No, I had not taken anything. I was standing in semi-darkness in a park in Mohandessin, surrounded by a gaggle of over-excited children dancing in circles around a group of men in full-body Smurf costumes. Just when I thought things were getting a bit too David Lynch, my friend Omar Magdy Youssef charged in, clad in an animal mask and a jaunty party hat, spraying dubious foam from a can over all and sundry. The kids went mental.
“It is something we do every Ramadan,” Youssef had said a few days previously, when he had invited me to what I had thought would be a charity iftar event for children suffering from cancer, organised by a group of my friends. The event they had masterminded was both more anarchic and more…deliciously bizarre than I had anticipated. More was to come, for I had yet to encounter a giant Dora the Explorer, a gargantuan Ben 10, a normal-sized magician and a pantomime horse.

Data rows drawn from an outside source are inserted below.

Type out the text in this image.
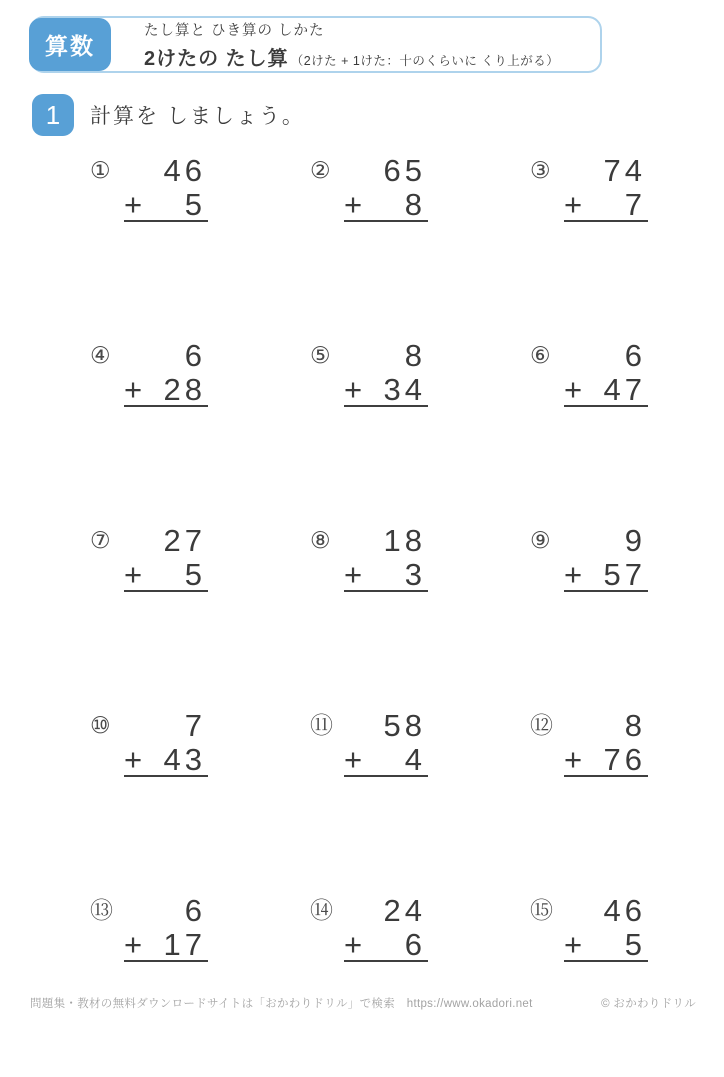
算数
たし算と ひき算の しかた
2けたの たし算 （2けた + 1けた：十のくらいに くり上がる）
1	計算を しましょう。
①	46
+ 5
②	65
+ 8
③	74
+ 7
④	6
+ 28
⑤	8
+ 34
⑥	6
+ 47
⑦	27
+ 5
⑧	18
+ 3
⑨	9
+ 57
⑩	7
+ 43
⑪	58
+ 4
⑫	8
+ 76
⑬	6
+ 17
⑭	24
+ 6
⑮	46
+ 5
問題集・教材の無料ダウンロードサイトは「おかわりドリル」で検索　https://www.okadori.net	© おかわりドリル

“Most people do something charitable in Ramadan,” said Youssef, once he’d unmasked and surrendered his can of foam. “Some people go to the poor and give them money or food…we thought we might do something with our own hands for children who have cancer…we try to make them happy just before Eid.”
Charity and volunteerism is part of the more thoughtful, pious mood which is supposed to accompany the holy month, and so individual ventures like this are not uncommon. Youssef and his friends have been organising parties for kids with cancer for three years now. They work with an organisation which looks after the kids, some of whom are orphans, paying for their food, and helping to get them to and from the hospital.
Each year the party has improved, he said, and this year the group managed to collect over EGP 10,000 from their families and friends. They hope to use the extra money to put on another, similar party in a few days time, with a similar organisation.
“We try to make the kids smile,” Youssef explained. “Cures can be psychological as well as physical…these kids want to get better, they want to live a better life…this party is the beginning of that.”
It was a mark of the party’s success that it was easy to forget that the kids are ill. Three girls linked arms and ran off together, giggling and gossiping. The boys showed off in front of Smurfette, throwing moves like break-dancers. One young girl, no older than seven, charged around trying to get people to spray party foam on her head. She had lost all her hair during chemotherapy, and must like the feel of it on her bare skin. Each time she succeeded in her mission, she giggled deliriously.
A sea of stern black and brown abbeyas which clad the women who accompanied their children to the party suggested that they might not buy in to this smurf-based nonsense.
Wrong. They got fully involved. The women who were not spraying foam in my hair set about trying to teach me to dance. One woman engaged in a dance off with Papa Smurf and almost certainly won. Another grabbed the pantomime horse and led him around the park, swinging her hips as she walked.
The phrase, “the spirit of Ramadan” gets thrown around a lot. A bit like “the spirit of Christmas”, it can sound sentimental and overblown at the best of times. And it has been hard to find recently. In the context of the recent unrest and national division, “the spirit of Ramadan” had lost its meaning to many. But I think I found it again in that park in Mohandessin. In the midst of personal tragedy, in the midst of national tragedy, when a fully grown woman can dance at dusk in a park with a pantomime horse, how bad can things be?